Dealing with a similar issue in her district in south Brooklyn, Councilmember Susan Zhuang also introduced Int. 0907 this May, which calls for an amendment to the city’s administrative code to report on squatting locations. Her office said that in the last five months, homeowners in Dyker Heights had their homes burned down because of squatters and the hardest part is identifying which buildings squatters are in. 

“It’s something that’s become more prevalent in recent years as we’ve seen the unhoused population in our city increase. We don’t have the proper solutions needed,” Zhuang’s office said. 

Her district is composed of a diverse immigrant community, with people from Asian, Russian, and Muslim backgrounds.
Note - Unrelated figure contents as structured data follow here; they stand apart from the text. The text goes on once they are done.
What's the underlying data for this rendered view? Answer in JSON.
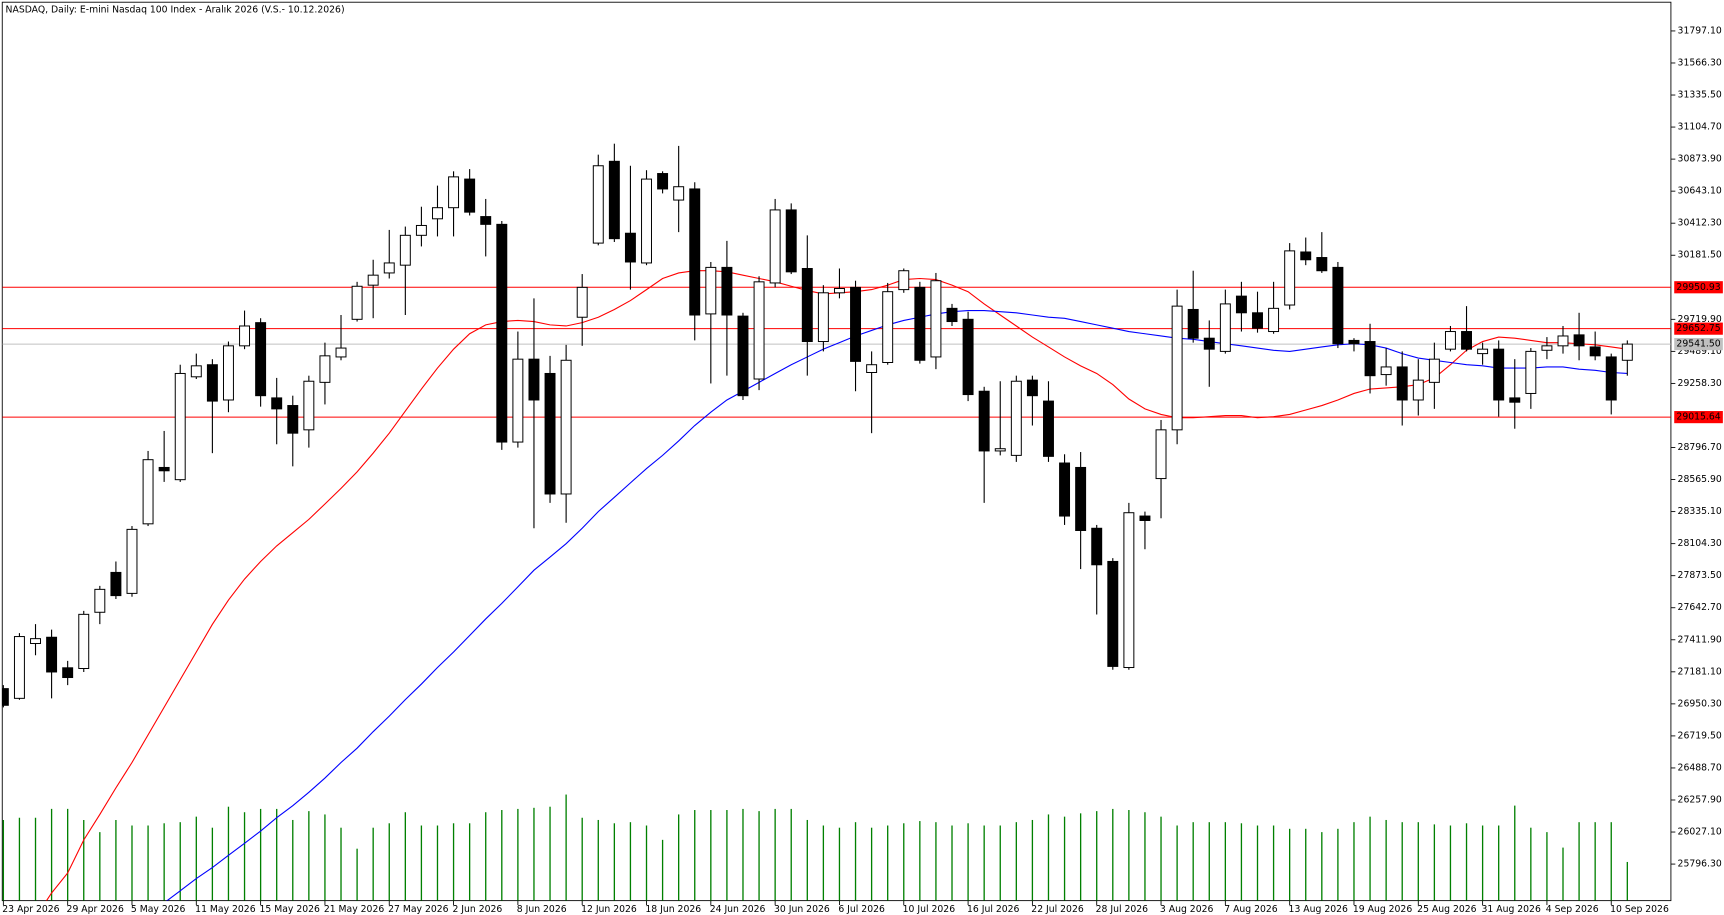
{
  "chart_data": {
    "type": "candlestick",
    "title": "NASDAQ, Daily:  E-mini Nasdaq 100 Index - Aralık 2026 (V.S.- 10.12.2026)",
    "categories": [
      "23 Apr 2026",
      null,
      null,
      null,
      "29 Apr 2026",
      null,
      null,
      null,
      "5 May 2026",
      null,
      null,
      null,
      "11 May 2026",
      null,
      null,
      null,
      "15 May 2026",
      null,
      null,
      null,
      "21 May 2026",
      null,
      null,
      null,
      "27 May 2026",
      null,
      null,
      null,
      "2 Jun 2026",
      null,
      null,
      null,
      "8 Jun 2026",
      null,
      null,
      null,
      "12 Jun 2026",
      null,
      null,
      null,
      "18 Jun 2026",
      null,
      null,
      null,
      "24 Jun 2026",
      null,
      null,
      null,
      "30 Jun 2026",
      null,
      null,
      null,
      "6 Jul 2026",
      null,
      null,
      null,
      "10 Jul 2026",
      null,
      null,
      null,
      "16 Jul 2026",
      null,
      null,
      null,
      "22 Jul 2026",
      null,
      null,
      null,
      "28 Jul 2026",
      null,
      null,
      null,
      "3 Aug 2026",
      null,
      null,
      null,
      "7 Aug 2026",
      null,
      null,
      null,
      "13 Aug 2026",
      null,
      null,
      null,
      "19 Aug 2026",
      null,
      null,
      null,
      "25 Aug 2026",
      null,
      null,
      null,
      "31 Aug 2026",
      null,
      null,
      null,
      "4 Sep 2026",
      null,
      null,
      null,
      "10 Sep 2026",
      null
    ],
    "open": [
      27060,
      26990,
      27385,
      27430,
      27210,
      27205,
      27610,
      27897,
      27746,
      28247,
      28653,
      28565,
      29306,
      29393,
      29139,
      29529,
      29696,
      29154,
      29099,
      28924,
      29266,
      29449,
      29720,
      29966,
      30054,
      30110,
      30325,
      30444,
      30524,
      30730,
      30460,
      30404,
      28836,
      29433,
      29330,
      28462,
      29735,
      30269,
      30858,
      30340,
      30126,
      30770,
      30579,
      30659,
      29759,
      30094,
      29743,
      29290,
      29982,
      30508,
      30086,
      29560,
      29911,
      29950,
      29337,
      29409,
      29934,
      29950,
      29449,
      29799,
      29720,
      29202,
      28772,
      28740,
      29282,
      29131,
      28685,
      28653,
      28215,
      27976,
      27212,
      28303,
      28573,
      28924,
      29791,
      29584,
      29489,
      29887,
      29767,
      29632,
      29823,
      30205,
      30165,
      30094,
      29568,
      29560,
      29322,
      29377,
      29139,
      29266,
      29505,
      29632,
      29473,
      29505,
      29154,
      29186,
      29497,
      29529,
      29608,
      29521,
      29449,
      29425
    ],
    "high": [
      27085,
      27460,
      27525,
      27485,
      27260,
      27620,
      27800,
      27976,
      28231,
      28772,
      28916,
      29393,
      29473,
      29433,
      29560,
      29783,
      29728,
      29298,
      29170,
      29314,
      29552,
      29751,
      29990,
      30149,
      30364,
      30388,
      30531,
      30683,
      30786,
      30802,
      30587,
      30428,
      29632,
      29871,
      29457,
      29536,
      30046,
      30906,
      30985,
      30826,
      30794,
      30786,
      30969,
      30707,
      30133,
      30285,
      29767,
      30030,
      30587,
      30555,
      30325,
      29966,
      30086,
      29998,
      29489,
      29982,
      30086,
      29990,
      30054,
      29831,
      29775,
      29234,
      29274,
      29314,
      29314,
      29274,
      28748,
      28764,
      28239,
      28000,
      28398,
      28335,
      28995,
      29934,
      30070,
      29712,
      29934,
      29990,
      29919,
      29990,
      30269,
      30309,
      30348,
      30133,
      29584,
      29688,
      29513,
      29489,
      29433,
      29552,
      29672,
      29815,
      29552,
      29568,
      29433,
      29513,
      29592,
      29672,
      29767,
      29632,
      29473,
      29568
    ],
    "low": [
      26925,
      26980,
      27300,
      26990,
      27085,
      27180,
      27525,
      27706,
      27722,
      28231,
      28549,
      28549,
      29290,
      28756,
      29051,
      29505,
      29091,
      28820,
      28661,
      28796,
      29107,
      29425,
      29704,
      29728,
      30014,
      29751,
      30245,
      30317,
      30317,
      30468,
      30173,
      28780,
      28796,
      28215,
      28398,
      28255,
      29529,
      30253,
      30277,
      29934,
      30110,
      30627,
      30348,
      29568,
      29258,
      29314,
      29139,
      29210,
      29950,
      30046,
      29314,
      29489,
      29871,
      29202,
      28900,
      29393,
      29911,
      29401,
      29361,
      29672,
      29131,
      28398,
      28740,
      28693,
      28955,
      28693,
      28239,
      27921,
      27594,
      27196,
      27196,
      28064,
      28287,
      28820,
      29552,
      29234,
      29473,
      29632,
      29624,
      29616,
      29791,
      30110,
      30054,
      29513,
      29489,
      29186,
      29242,
      28955,
      29027,
      29075,
      29489,
      29489,
      29393,
      29019,
      28932,
      29075,
      29433,
      29473,
      29425,
      29425,
      29035,
      29314
    ],
    "close": [
      26940,
      27435,
      27420,
      27180,
      27140,
      27595,
      27775,
      27730,
      28207,
      28709,
      28629,
      29330,
      29385,
      29131,
      29529,
      29672,
      29170,
      29075,
      28900,
      29274,
      29457,
      29513,
      29958,
      30038,
      30126,
      30325,
      30396,
      30524,
      30746,
      30492,
      30404,
      28836,
      29433,
      29139,
      28462,
      29425,
      29950,
      30826,
      30301,
      30133,
      30730,
      30659,
      30675,
      29751,
      30094,
      29751,
      29170,
      29990,
      30508,
      30062,
      29560,
      29911,
      29942,
      29417,
      29393,
      29919,
      30070,
      29425,
      29998,
      29704,
      29178,
      28772,
      28788,
      29274,
      29170,
      28733,
      28303,
      28199,
      27952,
      27220,
      28327,
      28271,
      28924,
      29815,
      29584,
      29505,
      29831,
      29767,
      29656,
      29799,
      30213,
      30149,
      30070,
      29544,
      29544,
      29314,
      29377,
      29139,
      29282,
      29433,
      29632,
      29505,
      29505,
      29139,
      29123,
      29489,
      29529,
      29600,
      29529,
      29457,
      29139,
      29541.5
    ],
    "lines": [
      {
        "color": "#ff0000",
        "values": [
          null,
          null,
          25413,
          25588,
          25732,
          25970,
          26154,
          26345,
          26528,
          26727,
          26926,
          27125,
          27324,
          27523,
          27698,
          27849,
          27976,
          28088,
          28183,
          28279,
          28390,
          28502,
          28621,
          28756,
          28900,
          29059,
          29218,
          29369,
          29505,
          29616,
          29680,
          29704,
          29712,
          29704,
          29680,
          29672,
          29696,
          29735,
          29791,
          29855,
          29934,
          30014,
          30054,
          30070,
          30070,
          30062,
          30038,
          30014,
          29990,
          29958,
          29927,
          29903,
          29911,
          29919,
          29934,
          29966,
          30006,
          30014,
          30006,
          29966,
          29919,
          29831,
          29751,
          29672,
          29592,
          29521,
          29449,
          29385,
          29330,
          29250,
          29146,
          29075,
          29035,
          29011,
          29011,
          29019,
          29027,
          29027,
          29011,
          29019,
          29035,
          29067,
          29099,
          29139,
          29186,
          29218,
          29226,
          29234,
          29250,
          29298,
          29393,
          29497,
          29560,
          29592,
          29584,
          29568,
          29552,
          29552,
          29544,
          29536,
          29521,
          29505
        ]
      },
      {
        "color": "#0000ff",
        "values": [
          null,
          null,
          null,
          null,
          null,
          null,
          null,
          null,
          null,
          null,
          25517,
          25604,
          25692,
          25771,
          25859,
          25946,
          26034,
          26130,
          26217,
          26313,
          26416,
          26528,
          26631,
          26750,
          26862,
          26981,
          27093,
          27212,
          27324,
          27443,
          27562,
          27674,
          27793,
          27913,
          28008,
          28104,
          28215,
          28335,
          28438,
          28542,
          28645,
          28740,
          28844,
          28955,
          29051,
          29139,
          29202,
          29266,
          29330,
          29393,
          29449,
          29505,
          29552,
          29600,
          29640,
          29680,
          29712,
          29735,
          29759,
          29775,
          29783,
          29783,
          29775,
          29767,
          29751,
          29735,
          29727,
          29704,
          29680,
          29656,
          29632,
          29616,
          29600,
          29584,
          29576,
          29560,
          29544,
          29529,
          29513,
          29497,
          29489,
          29505,
          29521,
          29536,
          29544,
          29536,
          29513,
          29473,
          29441,
          29425,
          29409,
          29393,
          29385,
          29369,
          29369,
          29369,
          29377,
          29377,
          29361,
          29353,
          29337,
          29330
        ]
      }
    ],
    "volume": {
      "color": "#008000",
      "values": [
        73,
        75,
        75,
        83,
        83,
        73,
        62,
        73,
        68,
        68,
        70,
        71,
        76,
        66,
        85,
        80,
        83,
        83,
        73,
        81,
        78,
        66,
        47,
        66,
        70,
        80,
        68,
        68,
        70,
        70,
        80,
        82,
        83,
        84,
        85,
        96,
        75,
        73,
        70,
        71,
        68,
        55,
        78,
        82,
        82,
        82,
        83,
        81,
        83,
        83,
        73,
        68,
        66,
        71,
        66,
        68,
        70,
        72,
        71,
        68,
        70,
        68,
        68,
        71,
        73,
        78,
        76,
        79,
        81,
        83,
        82,
        80,
        76,
        68,
        71,
        71,
        71,
        70,
        68,
        68,
        65,
        65,
        62,
        65,
        71,
        76,
        73,
        71,
        71,
        69,
        68,
        70,
        68,
        68,
        86,
        66,
        62,
        48,
        71,
        71,
        71,
        35
      ]
    },
    "levels": [
      {
        "value": 29950.93,
        "label": "29950.93",
        "color": "#ff0000"
      },
      {
        "value": 29652.75,
        "label": "29652.75",
        "color": "#ff0000"
      },
      {
        "value": 29015.64,
        "label": "29015.64",
        "color": "#ff0000"
      }
    ],
    "last_price": {
      "value": 29541.5,
      "label": "29541.50",
      "color": "#c0c0c0"
    },
    "ylim": [
      25533,
      32004
    ],
    "yticks": [
      {
        "value": 31797.1,
        "label": "31797.10"
      },
      {
        "value": 31566.3,
        "label": "31566.30"
      },
      {
        "value": 31335.5,
        "label": "31335.50"
      },
      {
        "value": 31104.7,
        "label": "31104.70"
      },
      {
        "value": 30873.9,
        "label": "30873.90"
      },
      {
        "value": 30643.1,
        "label": "30643.10"
      },
      {
        "value": 30412.3,
        "label": "30412.30"
      },
      {
        "value": 30181.5,
        "label": "30181.50"
      },
      {
        "value": 29719.9,
        "label": "29719.90"
      },
      {
        "value": 29489.1,
        "label": "29489.10"
      },
      {
        "value": 29258.3,
        "label": "29258.30"
      },
      {
        "value": 28796.7,
        "label": "28796.70"
      },
      {
        "value": 28565.9,
        "label": "28565.90"
      },
      {
        "value": 28335.1,
        "label": "28335.10"
      },
      {
        "value": 28104.3,
        "label": "28104.30"
      },
      {
        "value": 27873.5,
        "label": "27873.50"
      },
      {
        "value": 27642.7,
        "label": "27642.70"
      },
      {
        "value": 27411.9,
        "label": "27411.90"
      },
      {
        "value": 27181.1,
        "label": "27181.10"
      },
      {
        "value": 26950.3,
        "label": "26950.30"
      },
      {
        "value": 26719.5,
        "label": "26719.50"
      },
      {
        "value": 26488.7,
        "label": "26488.70"
      },
      {
        "value": 26257.9,
        "label": "26257.90"
      },
      {
        "value": 26027.1,
        "label": "26027.10"
      },
      {
        "value": 25796.3,
        "label": "25796.30"
      }
    ]
  }
}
Zhuang’s office said that many of the afflicted homeowners in her district who are dealing with squatters struggle with a language barrier, and therefore don’t always get the help they need in housing court. 

“Most of them didn’t know who to reach out to or ask for help, and so these things have been stuck in housing court or dealing with squatters in their homes for years,” her office said. “We talked to someone a month ago who was in housing court for 10 years with an interpreter because they don’t know how to speak English and couldn’t navigate [the system] themselves. It’s an incredible financial burden put on predominantly immigrant families. The bill is needed to understand who this is happening to and how this is happening…this is still really dramatically hurting immigrant families more than families that have the means and understanding of the legal system to fight this.”